Former Grand Prix winner Peter Gethin has passed away after succumbing to a long battle with illness. He was 71 years old.
Gethin is (perhaps unfairly) remembered for his solitary World Championship victory, a sensational last-lap win at the 1971 Italian Grand Prix at Monza, when he snatched the lead on the final sprint from the Parabolica, leading home a five-car dash to the chequered flag that saw him win by just one-hundredth of a second.
But Gethin’s career amounted to more than just that. He enjoyed a fantastic career that spanned some 15 years and encompassed a host of motorsport categories.
The son of a jockey, Peter abandoned horses for proper horsepower, making his first racing forays in a Lotus Seven in 1962. He quickly rose to become one of Britain’s top club racers before he made the jump to Formula 3 competition in 1965.
He stagnated for a bit until 1968, when he contested a full season of Formula 2, claiming two podium finishes late in the season when he switched from the uncompetitive Chevron to a Brabham chassis.
His move into Formula 5000 competition in 1969 started putting his name on the motorsport map.
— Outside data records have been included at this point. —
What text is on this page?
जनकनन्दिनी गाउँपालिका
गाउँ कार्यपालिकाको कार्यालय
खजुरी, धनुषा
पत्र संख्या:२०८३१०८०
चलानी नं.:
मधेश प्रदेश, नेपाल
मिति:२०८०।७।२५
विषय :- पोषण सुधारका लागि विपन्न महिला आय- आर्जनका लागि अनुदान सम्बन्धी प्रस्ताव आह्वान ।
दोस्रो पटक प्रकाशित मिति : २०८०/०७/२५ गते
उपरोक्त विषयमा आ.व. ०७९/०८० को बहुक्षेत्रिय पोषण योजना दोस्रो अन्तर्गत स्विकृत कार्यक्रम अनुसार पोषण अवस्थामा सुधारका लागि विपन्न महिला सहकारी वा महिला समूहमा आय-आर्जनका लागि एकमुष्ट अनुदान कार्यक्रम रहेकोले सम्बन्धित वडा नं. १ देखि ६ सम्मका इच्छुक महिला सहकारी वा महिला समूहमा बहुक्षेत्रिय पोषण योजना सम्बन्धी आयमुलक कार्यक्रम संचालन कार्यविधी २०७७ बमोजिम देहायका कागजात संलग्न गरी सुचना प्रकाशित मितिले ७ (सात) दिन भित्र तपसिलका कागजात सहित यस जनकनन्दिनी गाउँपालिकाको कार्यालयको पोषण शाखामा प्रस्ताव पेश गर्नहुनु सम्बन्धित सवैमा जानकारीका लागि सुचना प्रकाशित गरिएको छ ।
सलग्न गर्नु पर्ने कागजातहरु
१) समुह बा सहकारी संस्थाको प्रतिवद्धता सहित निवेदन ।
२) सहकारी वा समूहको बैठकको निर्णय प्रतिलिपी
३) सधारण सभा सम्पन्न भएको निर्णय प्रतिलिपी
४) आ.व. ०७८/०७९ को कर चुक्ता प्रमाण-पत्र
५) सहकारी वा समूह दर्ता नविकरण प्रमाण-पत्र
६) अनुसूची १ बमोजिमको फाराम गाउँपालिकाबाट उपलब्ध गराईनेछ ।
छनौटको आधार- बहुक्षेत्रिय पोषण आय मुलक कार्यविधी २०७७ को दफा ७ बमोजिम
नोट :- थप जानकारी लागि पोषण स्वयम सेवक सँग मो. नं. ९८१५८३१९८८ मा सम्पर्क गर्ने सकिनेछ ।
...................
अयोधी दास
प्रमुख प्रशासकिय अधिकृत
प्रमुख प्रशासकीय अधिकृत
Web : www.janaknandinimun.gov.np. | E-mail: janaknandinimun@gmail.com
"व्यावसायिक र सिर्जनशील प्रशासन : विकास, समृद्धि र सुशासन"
Driving a semi-works McLaren, he blitzed his opponents in the first half of the season with four successive wins, and then hung on gamely to claim the championship as the rest of the field gained in competitiveness. He backed this up with a successful title defence the following year.
His involvement in McLaren was becoming more apparent at this point, after he finished sixth at the Race of Champions on debut. He took up a full-time berth with the team following the death of team founder Bruce McLaren, as well as taking over McLaren’s Can-Am seat, winning at Elkhart Lake.
He stayed with the team for the 1971 season, but his form faded and he was out of the line-up by mid-season, despite finishing second at the International Trophy.
He was snaffled up by BRM, and claimed that famous win in just his second race for the team. He repeated the feat at the season-ending Victory Race at Brands Hatch, although the event was tragically marred by the death of team-mate Jo Siffert.
BRM’s typically wayward form reared its head in 1972, and Peter once again struggled, slinking off to Formula 5000 once again.
He showed he still could pedal with the best when he claimed a shock win at the Race of Champions, becoming the first F5000 driver to beat all of the F1 machines. He remained in Formula 5000 and Can-Am for a few more years, before retiring at the end of the 1977 season.
He turned his focus to team management, helping run the March F2 team and managing the career of up-and-coming driver Beppe Gabbiani. He later helped run the Toleman F1 team during its early foray into Formula 1, before he set up his eponymous Formula 3000 team.
In his later years, he ran a racing school at Goodwood and was also a regular attendee at historic meetings and revival events.
His loss will be tragically felt among many F1 aficionados,, and we extend our deepest condolences to his family and friends.